Emotion Classification from Audio Signals

This project aims to predict the emotion associated with an audio signal using Mel spectrogram and chromagram features. The classifier will be an SVM implemented from scratch. We will also apply a PCA technique for dimensionality reduction.

Background

Audio signal representations such as Mel spectrograms and chromagrams are key in understanding the content of the audio. A Mel spectrogram is a frequency-based representation of an audio signal that involves fragmenting the signal into several windows, applying a Fourier Transform to identify the frequency components, and computing the amplitudes of the different frequencies [1]. Chromagrams are another related representation that characterizes the pitch profile of a signal according to the twelve pitch classes used in music [1].

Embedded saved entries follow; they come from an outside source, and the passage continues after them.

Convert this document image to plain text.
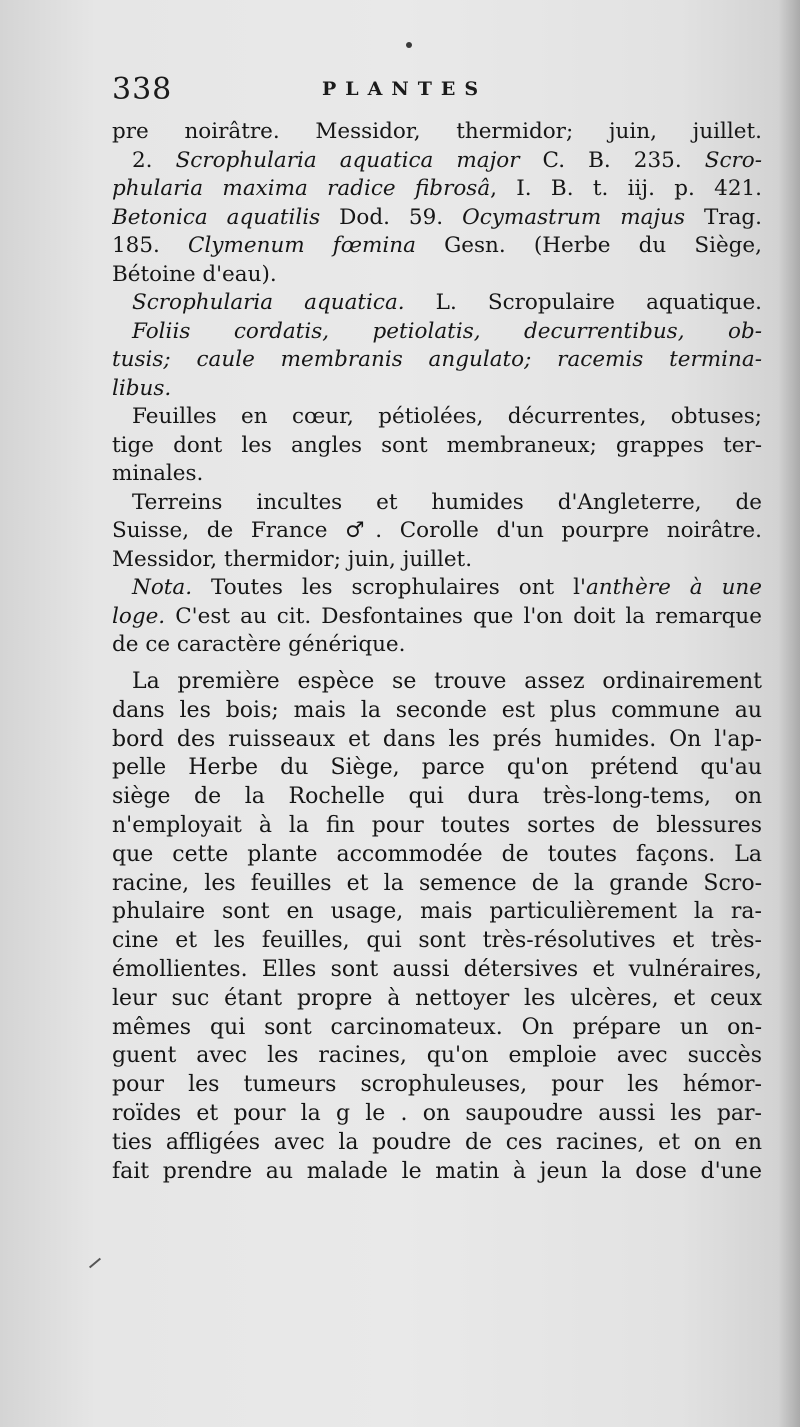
338	PLANTES
pre noirâtre. Messidor, thermidor; juin, juillet.
2. Scrophularia aquatica major C. B. 235. Scro-
phularia maxima radice fibrosâ, I. B. t. iij. p. 421.
Betonica aquatilis Dod. 59. Ocymastrum majus Trag.
185. Clymenum fœmina Gesn. (Herbe du Siège,
Bétoine d'eau).
Scrophularia aquatica. L. Scropulaire aquatique.
Foliis cordatis, petiolatis, decurrentibus, ob-
tusis; caule membranis angulato; racemis termina-
libus.
Feuilles en cœur, pétiolées, décurrentes, obtuses;
tige dont les angles sont membraneux; grappes ter-
minales.
Terreins incultes et humides d'Angleterre, de
Suisse, de France ♂. Corolle d'un pourpre noirâtre.
Messidor, thermidor; juin, juillet.
Nota. Toutes les scrophulaires ont l'anthère à une
loge. C'est au cit. Desfontaines que l'on doit la remarque
de ce caractère générique.
La première espèce se trouve assez ordinairement
dans les bois; mais la seconde est plus commune au
bord des ruisseaux et dans les prés humides. On l'ap-
pelle Herbe du Siège, parce qu'on prétend qu'au
siège de la Rochelle qui dura très-long-tems, on
n'employait à la fin pour toutes sortes de blessures
que cette plante accommodée de toutes façons. La
racine, les feuilles et la semence de la grande Scro-
phulaire sont en usage, mais particulièrement la ra-
cine et les feuilles, qui sont très-résolutives et très-
émollientes. Elles sont aussi détersives et vulnéraires,
leur suc étant propre à nettoyer les ulcères, et ceux
mêmes qui sont carcinomateux. On prépare un on-
guent avec les racines, qu'on emploie avec succès
pour les tumeurs scrophuleuses, pour les hémor-
roïdes et pour la g le . on saupoudre aussi les par-
ties affligées avec la poudre de ces racines, et on en
fait prendre au malade le matin à jeun la dose d'une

Here are some examples of the different components invovled in this:

My Image

My Image

Dataset

We use the Ryerson Audio-Visual Database of Emotional Speech and Song, which includes 1440 audio files vocalized by 24 professional actors [2]. The files are named according to several identifiers like modality, vocal channel, emotion, emotional intensity, statement, repetition, and actor. For this project, we only consider the emotions: “calm”, “happy”, “angry”, and “fearful” and categorize them into two broad classes: positive (“calm” and “happy”) and negative (“angry” and “fearful”).

Approach

We follow two steps for classification:

  1. SVM Classifier: We use an SVM classifier to predict whether a given audio signal conveys a positive or negative emotion. We implement SVM from scratch using gradient descent on a cost function that allows handling non-linearly separable data. My Image

  2. PCA-based SVM Classifier: We use Principal Component Analysis (PCA) for dimensionality reduction of the original data, and then repeat the steps of SVM classification on the low-dimensional representation.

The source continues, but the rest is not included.